Once in the foothills Christine made her ascent alone, sticking mainly to the higher forest tracks above the roads. It was hot, and the climb hard going, but no more demanding than her hikes in the hills outside Algiers. The trees at first provided welcome shade, but as she climbed higher the snow-capped mountains shimmered in the heat and clouds of dust blew up along the paths. At one stage, Andrzej must have been intending to join her, because she sent a message to Brooks Richards saying that his leg would not be up to it. ‘The conditions now on the … frontier are too difficult for him,’ she signalled, ‘there are no means of transport at all and everything has to be done on foot.’9 Christine spent two weeks trekking back and forth across the mountains, which were rapidly becoming a battlefield, reporting back on enemy troop movements, resistance plans and general morale. Stopping at villages on both sides of the border she saw how unpopular the conflict had been locally. Whether they were French or Italian, people in the Alps were shaped by the same cultures and traditions, and sometimes even shared the same family names. Crossing the German lines, she noticed that the guards looked increasingly nervous; everyone knew the tide of the war had turned and the Wehrmacht troops had lost their certain faith in victory. ‘The mora
le in the German army is bad,’ she reported, ‘they know the war is lost. Propaganda is almost unnecessary.’10
Christine was always on the move, pushing herself to the limit, and glad to re-establish contact with her friends in France every few days, where she might stop for some ersatz coffee, made with ground acorns or grilled barley, or, better, some tea or a glass of local wine. It was in these kitchens and cafés that her stories began tumbling out. Once, she said, she had been stopped by a Nazi frontier patrol as she was openly carrying her SOE silk map of the area.* Unable to run, or to hide what was in her hands, she calmly shook the map out and used it to replace the scarf tying back her hair. Paying no more attention to it she then greeted the soldiers in fluent French, persuading them that she was just a local village woman running errands in her sandals.

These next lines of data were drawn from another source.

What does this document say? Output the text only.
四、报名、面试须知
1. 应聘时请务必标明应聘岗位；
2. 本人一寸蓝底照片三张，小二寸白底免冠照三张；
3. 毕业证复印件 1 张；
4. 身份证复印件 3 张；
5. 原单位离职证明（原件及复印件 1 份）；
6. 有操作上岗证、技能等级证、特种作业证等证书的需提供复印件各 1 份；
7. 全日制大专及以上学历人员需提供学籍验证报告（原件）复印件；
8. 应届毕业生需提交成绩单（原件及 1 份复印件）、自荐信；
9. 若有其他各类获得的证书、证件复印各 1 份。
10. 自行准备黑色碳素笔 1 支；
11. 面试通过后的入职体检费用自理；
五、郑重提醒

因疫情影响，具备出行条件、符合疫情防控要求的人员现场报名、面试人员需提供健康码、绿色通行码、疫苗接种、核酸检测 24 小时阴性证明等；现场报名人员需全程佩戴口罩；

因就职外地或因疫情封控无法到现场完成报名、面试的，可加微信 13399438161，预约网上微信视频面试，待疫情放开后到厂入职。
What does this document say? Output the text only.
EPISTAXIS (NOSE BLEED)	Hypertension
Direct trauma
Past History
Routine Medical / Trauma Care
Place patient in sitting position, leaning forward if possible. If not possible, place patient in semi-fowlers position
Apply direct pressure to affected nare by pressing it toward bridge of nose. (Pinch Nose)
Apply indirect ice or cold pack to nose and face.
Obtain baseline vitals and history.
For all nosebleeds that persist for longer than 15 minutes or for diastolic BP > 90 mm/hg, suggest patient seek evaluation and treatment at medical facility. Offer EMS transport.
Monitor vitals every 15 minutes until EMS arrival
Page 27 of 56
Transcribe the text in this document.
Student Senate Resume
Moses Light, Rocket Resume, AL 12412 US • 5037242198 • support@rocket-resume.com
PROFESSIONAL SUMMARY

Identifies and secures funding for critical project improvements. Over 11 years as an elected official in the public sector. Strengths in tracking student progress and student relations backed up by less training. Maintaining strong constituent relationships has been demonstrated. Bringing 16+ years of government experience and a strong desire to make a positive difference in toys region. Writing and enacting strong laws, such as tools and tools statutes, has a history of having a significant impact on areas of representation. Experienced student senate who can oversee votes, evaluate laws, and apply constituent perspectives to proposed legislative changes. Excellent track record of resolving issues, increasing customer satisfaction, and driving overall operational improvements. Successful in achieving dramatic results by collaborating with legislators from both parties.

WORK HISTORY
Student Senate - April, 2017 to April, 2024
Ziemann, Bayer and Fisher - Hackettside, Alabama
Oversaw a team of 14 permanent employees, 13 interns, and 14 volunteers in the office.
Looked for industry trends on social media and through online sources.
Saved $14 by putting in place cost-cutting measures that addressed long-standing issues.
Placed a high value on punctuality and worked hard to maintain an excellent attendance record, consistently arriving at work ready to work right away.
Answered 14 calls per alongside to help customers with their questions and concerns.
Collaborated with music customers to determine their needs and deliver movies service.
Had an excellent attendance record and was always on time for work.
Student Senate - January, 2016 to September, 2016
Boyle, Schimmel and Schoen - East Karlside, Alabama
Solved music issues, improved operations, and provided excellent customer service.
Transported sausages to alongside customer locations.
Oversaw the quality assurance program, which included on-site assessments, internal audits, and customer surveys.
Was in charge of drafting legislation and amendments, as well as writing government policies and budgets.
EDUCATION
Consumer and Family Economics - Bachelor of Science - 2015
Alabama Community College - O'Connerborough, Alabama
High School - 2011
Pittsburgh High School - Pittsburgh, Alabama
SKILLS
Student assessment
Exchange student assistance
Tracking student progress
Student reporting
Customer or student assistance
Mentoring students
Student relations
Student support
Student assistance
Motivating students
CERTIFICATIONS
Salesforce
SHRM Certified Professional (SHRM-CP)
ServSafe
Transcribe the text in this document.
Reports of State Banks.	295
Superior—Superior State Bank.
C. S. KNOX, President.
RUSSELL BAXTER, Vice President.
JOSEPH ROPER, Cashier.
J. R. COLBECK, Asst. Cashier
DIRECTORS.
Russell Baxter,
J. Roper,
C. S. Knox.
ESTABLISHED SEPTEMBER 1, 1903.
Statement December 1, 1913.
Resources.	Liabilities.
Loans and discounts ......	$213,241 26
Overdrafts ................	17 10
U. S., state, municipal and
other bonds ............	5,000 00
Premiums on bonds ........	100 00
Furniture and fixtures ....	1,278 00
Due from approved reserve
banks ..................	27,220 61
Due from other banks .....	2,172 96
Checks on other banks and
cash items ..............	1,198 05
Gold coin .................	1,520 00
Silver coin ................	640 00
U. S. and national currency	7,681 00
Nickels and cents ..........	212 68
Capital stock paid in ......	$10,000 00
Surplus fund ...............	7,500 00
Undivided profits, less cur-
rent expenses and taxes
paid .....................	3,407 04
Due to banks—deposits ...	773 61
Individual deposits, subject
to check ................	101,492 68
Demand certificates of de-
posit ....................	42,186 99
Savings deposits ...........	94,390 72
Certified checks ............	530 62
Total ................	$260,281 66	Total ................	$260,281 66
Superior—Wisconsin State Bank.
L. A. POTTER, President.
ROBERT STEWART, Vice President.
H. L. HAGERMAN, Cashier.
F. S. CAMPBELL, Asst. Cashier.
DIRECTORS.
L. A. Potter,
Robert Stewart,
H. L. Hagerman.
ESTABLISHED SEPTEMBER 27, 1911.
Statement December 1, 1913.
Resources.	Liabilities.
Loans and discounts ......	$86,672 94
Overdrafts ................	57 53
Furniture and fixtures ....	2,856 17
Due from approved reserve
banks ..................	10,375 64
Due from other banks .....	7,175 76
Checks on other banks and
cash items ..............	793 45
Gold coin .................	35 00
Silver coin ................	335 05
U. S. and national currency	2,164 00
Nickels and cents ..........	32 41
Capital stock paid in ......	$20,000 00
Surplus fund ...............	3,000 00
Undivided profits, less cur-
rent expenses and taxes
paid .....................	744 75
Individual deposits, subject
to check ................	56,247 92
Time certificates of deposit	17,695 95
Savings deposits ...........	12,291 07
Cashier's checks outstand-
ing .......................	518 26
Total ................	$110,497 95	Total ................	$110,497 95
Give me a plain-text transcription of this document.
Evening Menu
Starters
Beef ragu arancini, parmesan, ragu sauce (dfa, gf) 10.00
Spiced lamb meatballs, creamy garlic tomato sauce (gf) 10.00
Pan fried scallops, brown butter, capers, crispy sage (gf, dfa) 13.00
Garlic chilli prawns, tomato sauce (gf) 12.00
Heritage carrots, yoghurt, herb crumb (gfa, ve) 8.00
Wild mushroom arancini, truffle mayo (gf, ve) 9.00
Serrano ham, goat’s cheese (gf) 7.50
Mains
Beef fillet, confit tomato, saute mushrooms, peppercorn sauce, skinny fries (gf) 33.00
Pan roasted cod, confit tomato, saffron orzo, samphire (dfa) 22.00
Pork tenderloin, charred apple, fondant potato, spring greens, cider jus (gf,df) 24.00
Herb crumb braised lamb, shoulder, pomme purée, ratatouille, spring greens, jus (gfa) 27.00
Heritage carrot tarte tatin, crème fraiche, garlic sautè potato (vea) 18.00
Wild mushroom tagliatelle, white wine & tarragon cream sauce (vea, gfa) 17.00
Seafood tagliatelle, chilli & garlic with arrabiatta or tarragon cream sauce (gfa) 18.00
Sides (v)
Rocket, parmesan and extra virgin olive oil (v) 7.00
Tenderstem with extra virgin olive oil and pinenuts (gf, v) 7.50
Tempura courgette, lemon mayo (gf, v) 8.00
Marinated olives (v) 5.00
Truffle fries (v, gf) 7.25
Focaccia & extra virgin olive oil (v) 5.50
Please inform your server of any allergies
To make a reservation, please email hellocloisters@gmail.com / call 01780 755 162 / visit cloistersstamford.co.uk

Her sangfroid paid off again one evening in Piedmont, on the Italian side of the Alps, when a border patrol caught sight of her with some French partisans some way ahead. They flung themselves under some dense bushes in a wood near the road, but were quickly sniffed out by the patrol’s vicious Alsatian dog, trained to bite and break necks. Christine quietly put her arm around the animal, and as she did so it lay down beside her, ignoring its handler’s whistles. Christine’s former lover, Wladimir Ledóchowski, later laughed at her pride in her ability to connect with animals, and the way that Christine would tell her dog-charming stories ‘right and left, to whoever was willing to listen’.11 Francis, however, was less cynical, believing ‘she had a magic with dogs’.12 ‘A dog, like any human being, would simply be drawn to her like a magnet…’, he mused. ‘There are people like that who draw your eyes; she was an intensely compelling personality’ and ‘had a sort of electricity which was not only human but animal’.13 Gilbert Tavernier, who had been with her, however, thought that in this instance Christine’s compelling personality was supplemented by her quick thinking. She had been using chicken-fat to stop her heavy sandals from rubbing blisters on her heels, and had quickly smeared some on to her hands, giving the dog something good to lick while she whispered Polish endearments in its ears. Permanently switching allegiance, the dog remained with Gilbert Galletti for the rest of the war, only leaving his side to greet Christine by rolling at her feet whenever she appeared.